How was I supposed to figure out using extract(r’(\d+)’) was THE PROPER SYNTAX TO USE. I used this link: 6.2. re — Regular expression operations — Python 3.4.10 documentation but could only find information on finding digits using d. Is there an alternative within the framework of what I’ve learned in the modules to solving this issue? Had it not been for the key, I don’t think I would have been able to find this specific syntax with my own research. Any pointers on how to figure out this and make this deduction independently?

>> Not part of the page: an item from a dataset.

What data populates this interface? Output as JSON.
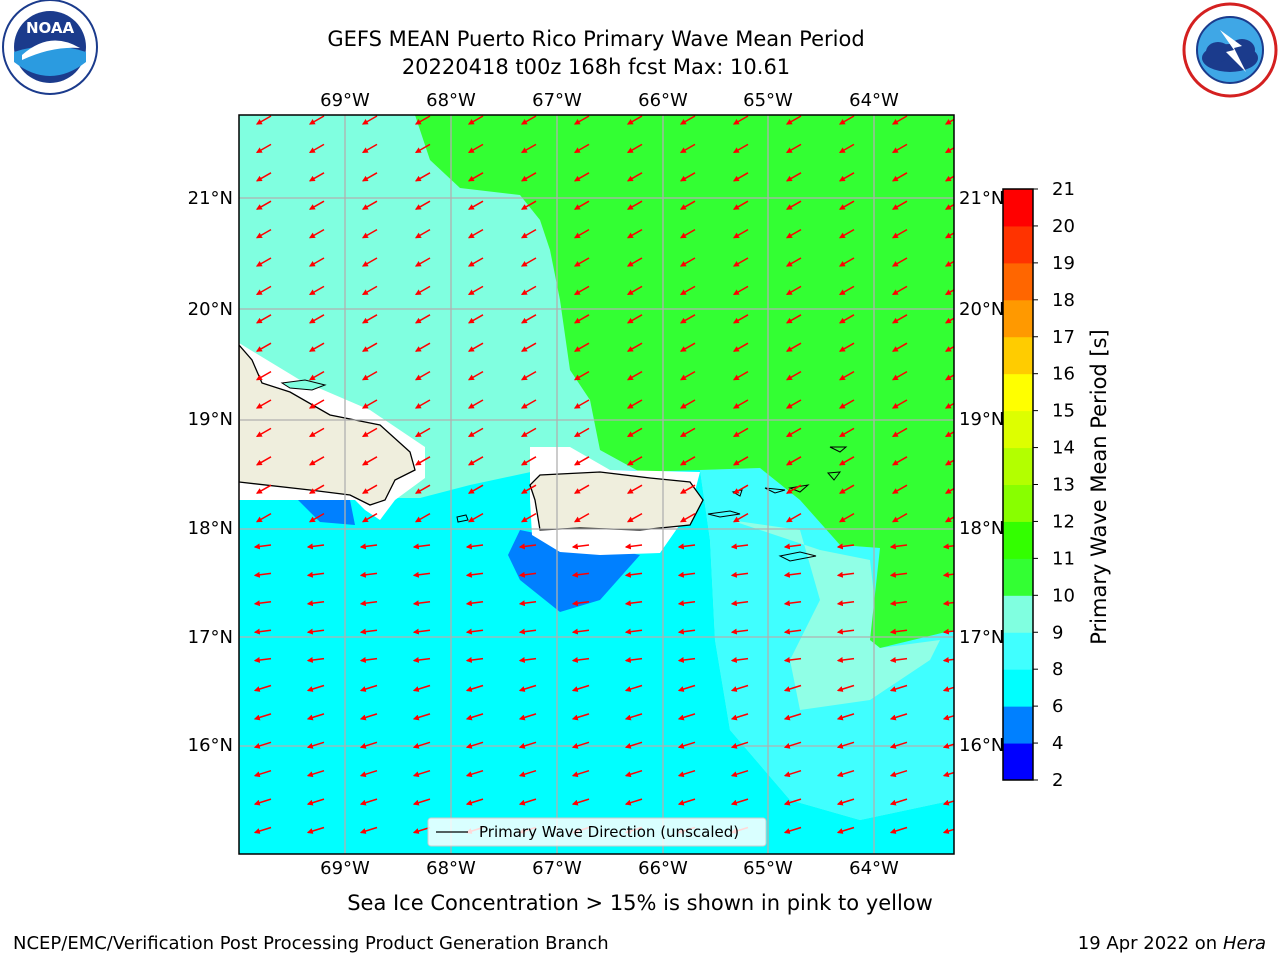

Also, what’s the difference between ‘str’ or ‘float’, and str and float—without quotations?

What actually happened:

:man_facepalming:t2::man_facepalming:t2::man_facepalming:t2: That’s actually what I’m trying to figure out :joy: :joy: :joy: :joy:

Replace this line with the output/error

tldr/ just curious about how the syntax works, ‘str’ and ‘float’ vs. str and float, and why the lower end of the range is used given the syntax I provided. I’m curious to see what the community thinks. Thanks :pray: :pray: :pray: :pray:

Hey @kylemoorman1

what’s the difference between ‘str’ or ‘float’, and str and float—without quotations?

Not entirely sure about this. But could be something to do with Python 2 and Python 3.
This stack overflow post might help.

I tried this and got similar results:

>>> type("str"), type(str)
(<class 'str'>, <class 'type'>)

Not entirely sure what exactly your question is about \d+. Can you please explain (again)?

Hi @Rucha ,

If you refer to the very top of my original post, the code is essentially using the vectorized “extract” method in order pull digits (or reoccuring digits) from the “institute service” column. What I don’t understand is:

  1. Why does this syntax work? I’m thinking maybe I’ll learn why in my current module about regular expression.


  1. Some values come across as a range before I apply my extract method code. I noticed that the lower number in the range is extracted instead of the higher number. For instance, if the value_counts method gives me 5-6 before applying the extract method, why do I get a value_counts which counts this as all 5 years? Why does the extract method extract the lower digit in the range?

I’m also curious how I could have been able to defuce this syntax on my own. Please let me know what about my question is confusing specifically. All I can do is re-explain, but please advise on what might be creating the confusion with my question.

Thanks :pray: